Inferno

Ieri pomeriggio Emma è arrivata da me un po’ triste con gli occhi lucidi. L’ho guardata preoccupata.
“Cosa c’è tesoro?”
“Ogni tanto penso delle brutte cose…”
“Quali brutte cose?”
“Delle cose tristi…le malattie…la religione….la morte…l’inferno”
“Quale inferno?”
“Quello dove vai quando muori…”
L’ho presa in braccio e ho cercato di guardarla negli occhi anche se lei teneva lo sguardo basso:
“L’inferno non esiste…poi tu sei una bambina buonissima, di cosa ti preoccupi?”
“Ma dicono che si va all’inferno..”
Qui ho avvertito un principio di malumore (uso un eufemismo).
Sant’uomo (lo dice il nome) è credente, io sono una mangiapreti.
Le bambine sono state battezzate e con i sacramenti ci siamo fermati lì.
“Emma se vuoi andare a catechismo ci puoi andare…”
“No, no, faccio già religione a scuola…”
“Io sono stata all’asilo dalle suore e mi raccontavano sempre un sacco di cose che facevano paura, quella dell’inferno è una di queste…”
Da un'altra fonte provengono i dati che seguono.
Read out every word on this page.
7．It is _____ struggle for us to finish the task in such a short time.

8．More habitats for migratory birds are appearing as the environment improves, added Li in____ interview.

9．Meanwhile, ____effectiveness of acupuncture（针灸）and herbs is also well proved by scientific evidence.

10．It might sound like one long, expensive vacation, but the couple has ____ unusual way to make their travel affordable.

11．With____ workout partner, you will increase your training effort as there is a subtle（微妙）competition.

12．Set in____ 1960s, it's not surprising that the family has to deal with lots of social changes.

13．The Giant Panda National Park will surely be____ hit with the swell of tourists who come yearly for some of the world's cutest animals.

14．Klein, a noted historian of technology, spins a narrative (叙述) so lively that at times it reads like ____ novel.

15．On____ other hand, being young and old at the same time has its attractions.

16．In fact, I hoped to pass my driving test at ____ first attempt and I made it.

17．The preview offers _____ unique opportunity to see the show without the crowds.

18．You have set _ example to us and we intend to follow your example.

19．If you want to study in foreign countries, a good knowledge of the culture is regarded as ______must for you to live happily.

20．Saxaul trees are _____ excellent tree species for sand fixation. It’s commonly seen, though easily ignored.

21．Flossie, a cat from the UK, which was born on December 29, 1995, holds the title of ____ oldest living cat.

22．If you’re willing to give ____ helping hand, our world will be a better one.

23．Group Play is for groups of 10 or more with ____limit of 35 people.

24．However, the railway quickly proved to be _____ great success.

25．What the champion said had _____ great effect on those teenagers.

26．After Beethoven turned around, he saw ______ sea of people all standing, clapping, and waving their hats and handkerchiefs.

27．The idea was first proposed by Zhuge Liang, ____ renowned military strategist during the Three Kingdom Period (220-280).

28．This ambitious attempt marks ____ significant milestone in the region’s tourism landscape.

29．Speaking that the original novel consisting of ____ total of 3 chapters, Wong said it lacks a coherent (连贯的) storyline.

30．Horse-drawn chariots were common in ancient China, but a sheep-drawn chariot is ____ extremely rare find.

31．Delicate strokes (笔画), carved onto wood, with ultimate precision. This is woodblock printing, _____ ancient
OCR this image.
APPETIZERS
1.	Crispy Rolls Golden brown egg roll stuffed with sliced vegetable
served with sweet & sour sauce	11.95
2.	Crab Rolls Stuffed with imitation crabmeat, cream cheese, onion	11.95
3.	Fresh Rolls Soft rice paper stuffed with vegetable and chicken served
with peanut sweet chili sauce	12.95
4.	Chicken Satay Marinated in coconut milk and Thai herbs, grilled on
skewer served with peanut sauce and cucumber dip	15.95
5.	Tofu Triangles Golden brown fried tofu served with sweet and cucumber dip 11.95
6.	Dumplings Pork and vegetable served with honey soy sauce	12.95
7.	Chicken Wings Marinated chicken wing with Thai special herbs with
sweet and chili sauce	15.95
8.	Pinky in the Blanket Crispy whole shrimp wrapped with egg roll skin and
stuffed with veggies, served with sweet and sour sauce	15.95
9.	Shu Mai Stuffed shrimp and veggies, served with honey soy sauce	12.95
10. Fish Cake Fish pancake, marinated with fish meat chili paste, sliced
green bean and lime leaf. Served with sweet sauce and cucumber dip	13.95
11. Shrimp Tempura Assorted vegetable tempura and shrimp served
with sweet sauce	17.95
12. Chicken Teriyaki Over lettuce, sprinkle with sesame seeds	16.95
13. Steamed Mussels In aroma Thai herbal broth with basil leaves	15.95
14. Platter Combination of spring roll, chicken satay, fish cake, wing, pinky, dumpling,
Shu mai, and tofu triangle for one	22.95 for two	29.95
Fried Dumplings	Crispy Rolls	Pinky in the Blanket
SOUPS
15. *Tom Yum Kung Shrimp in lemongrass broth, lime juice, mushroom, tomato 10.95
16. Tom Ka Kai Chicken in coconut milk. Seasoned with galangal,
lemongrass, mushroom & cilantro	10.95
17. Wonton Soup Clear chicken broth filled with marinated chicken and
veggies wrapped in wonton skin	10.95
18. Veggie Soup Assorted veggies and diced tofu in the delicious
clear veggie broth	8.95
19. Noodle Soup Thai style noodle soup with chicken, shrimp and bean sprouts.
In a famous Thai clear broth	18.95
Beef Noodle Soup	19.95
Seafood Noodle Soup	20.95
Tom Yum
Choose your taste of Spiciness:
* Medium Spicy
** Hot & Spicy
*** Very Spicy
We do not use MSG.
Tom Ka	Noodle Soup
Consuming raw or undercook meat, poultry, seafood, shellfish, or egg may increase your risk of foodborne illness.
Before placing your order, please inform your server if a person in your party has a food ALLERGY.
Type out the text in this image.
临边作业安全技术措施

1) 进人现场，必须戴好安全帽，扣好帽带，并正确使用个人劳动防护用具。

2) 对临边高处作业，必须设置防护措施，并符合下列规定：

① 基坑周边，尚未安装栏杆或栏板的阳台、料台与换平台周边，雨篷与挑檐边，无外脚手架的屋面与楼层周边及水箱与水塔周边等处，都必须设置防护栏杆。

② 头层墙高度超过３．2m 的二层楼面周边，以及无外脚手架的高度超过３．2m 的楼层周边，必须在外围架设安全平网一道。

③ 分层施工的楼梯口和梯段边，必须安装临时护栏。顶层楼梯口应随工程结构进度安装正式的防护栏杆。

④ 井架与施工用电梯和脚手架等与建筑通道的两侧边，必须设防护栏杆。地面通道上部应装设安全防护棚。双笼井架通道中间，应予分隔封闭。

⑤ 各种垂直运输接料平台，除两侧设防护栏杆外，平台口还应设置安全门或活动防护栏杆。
Vorrei dirle che mi avevano detto che bisogna sempre essere buoni perchè si può morire improvvisamente anche da giovani, da bambini. Vorrei dirle che mi avevano raccontato che una sera un signore era andato a letto e alla mattina non si era più svegliato. Vorrei dirle che ho avuto incubi per anni prima di addormentarmi. Vorrei svelarle che mi ero obbligata a uno strano rito pur di salvare la pelle: ogni sera dovevo recitare inginocchiata un certo numero di preghiere, altrimenti pensavo di essere fottuta. Vorrei spiegarle che qualche anno dopo imparavo a memoria la preghiera che era scritta dietro a un santino, pur di non morire quella notte. Fortunatamente mi trattengo e non dico nulla. Non voglio peggiorare la situazione. L’abbraccio forte e le ripeto che lei merita il paradiso, non c’è alcun dubbio.

Alla sera ne parlo preoccupata con Il Sant’uomo che ipotizza che Emma abbia sentito qualche discorso terroristico sui peccati da qualche suo compagno di classe indottrinato dal catechismo.
Mi faccio promettere che le parlerà di aldilà, di aldiqua, di vita eterna, lui che ha una reputazione migliore per affrontare certe faccende spirituali.